The Montesinos Scandal

Fujimori fled to Japan after being removed from office in 2000 in a corruption scandal involving his infamous intelligence chief, Vladimiro Montesinos.

Fujimori was eventually detained in Chile during a visit there in 2005 and extradited to Peru in September 2007 on charges of involvement in ordering killings and kidnappings while he was the country’s leader.

He was tried and convicted in 2009 of crimes relating to the murders of 25 people by death squads that deliberately targeted leftist militants, activists and civilians.

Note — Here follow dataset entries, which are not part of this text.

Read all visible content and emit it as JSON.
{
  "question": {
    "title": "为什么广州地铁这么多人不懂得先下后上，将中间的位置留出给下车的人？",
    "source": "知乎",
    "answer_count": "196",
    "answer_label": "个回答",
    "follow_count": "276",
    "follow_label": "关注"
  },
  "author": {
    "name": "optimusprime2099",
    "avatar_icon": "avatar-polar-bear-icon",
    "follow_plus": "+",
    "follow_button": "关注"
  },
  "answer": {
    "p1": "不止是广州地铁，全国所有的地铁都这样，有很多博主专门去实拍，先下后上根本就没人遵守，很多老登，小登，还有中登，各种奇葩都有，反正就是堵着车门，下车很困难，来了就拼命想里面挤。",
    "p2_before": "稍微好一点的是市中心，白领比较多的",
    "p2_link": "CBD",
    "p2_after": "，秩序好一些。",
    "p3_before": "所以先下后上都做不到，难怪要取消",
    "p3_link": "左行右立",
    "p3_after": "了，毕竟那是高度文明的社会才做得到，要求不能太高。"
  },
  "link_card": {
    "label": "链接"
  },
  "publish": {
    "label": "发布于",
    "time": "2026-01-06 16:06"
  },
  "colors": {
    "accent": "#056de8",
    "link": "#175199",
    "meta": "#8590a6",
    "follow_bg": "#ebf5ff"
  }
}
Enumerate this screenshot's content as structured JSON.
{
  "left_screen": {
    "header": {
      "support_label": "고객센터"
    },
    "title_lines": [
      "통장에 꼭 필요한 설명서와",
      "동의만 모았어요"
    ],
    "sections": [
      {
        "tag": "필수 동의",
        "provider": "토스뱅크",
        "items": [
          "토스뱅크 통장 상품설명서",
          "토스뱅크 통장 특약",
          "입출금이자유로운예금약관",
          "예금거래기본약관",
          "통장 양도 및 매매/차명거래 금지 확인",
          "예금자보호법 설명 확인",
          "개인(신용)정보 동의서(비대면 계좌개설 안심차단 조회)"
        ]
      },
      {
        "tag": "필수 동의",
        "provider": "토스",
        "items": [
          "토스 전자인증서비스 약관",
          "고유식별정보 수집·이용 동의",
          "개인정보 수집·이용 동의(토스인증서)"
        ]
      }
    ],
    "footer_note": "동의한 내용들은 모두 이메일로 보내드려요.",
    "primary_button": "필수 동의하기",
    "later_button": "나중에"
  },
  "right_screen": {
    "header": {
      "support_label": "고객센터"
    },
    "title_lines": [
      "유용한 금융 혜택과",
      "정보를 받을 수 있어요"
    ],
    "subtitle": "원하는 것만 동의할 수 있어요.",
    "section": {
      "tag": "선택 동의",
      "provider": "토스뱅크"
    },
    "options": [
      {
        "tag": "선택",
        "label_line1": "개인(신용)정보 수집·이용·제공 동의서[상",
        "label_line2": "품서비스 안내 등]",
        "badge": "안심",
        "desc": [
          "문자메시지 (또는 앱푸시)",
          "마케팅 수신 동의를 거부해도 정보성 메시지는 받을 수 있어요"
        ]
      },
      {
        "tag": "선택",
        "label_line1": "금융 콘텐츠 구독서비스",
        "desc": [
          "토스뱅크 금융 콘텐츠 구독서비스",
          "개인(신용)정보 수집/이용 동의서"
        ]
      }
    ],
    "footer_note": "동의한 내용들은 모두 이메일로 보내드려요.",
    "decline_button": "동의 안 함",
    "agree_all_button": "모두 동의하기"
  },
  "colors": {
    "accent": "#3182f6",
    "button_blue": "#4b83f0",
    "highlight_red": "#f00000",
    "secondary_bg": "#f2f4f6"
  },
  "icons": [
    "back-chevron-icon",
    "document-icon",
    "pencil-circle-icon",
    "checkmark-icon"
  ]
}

Fujimori was released from prison in December 2023 by a Peruvian court, contrary to a decision of the Inter-American Court of Human Rights.

On social media, hashtags from #FujimoriNuncaMas (Fujimori never again) to #FujimoriPorSiempre (Fujimori forever) have highlighted the divisions that still exist in Peruvian society more than two decades after he fled the country and faxed his resignation from Japan.

Critics jokingly noted that Fujimori died on the same day as Shining Path leader Abimael Guzman, who died in prison in 2021. His capture by state security forces in 1992 was a major victory in the government’s efforts to dismantle the feared group.

Fujimori’s daughter Keiko, a former lawmaker and presidential candidate, said in July that her father would run for president in 2026, even though he would be in his 80s by then.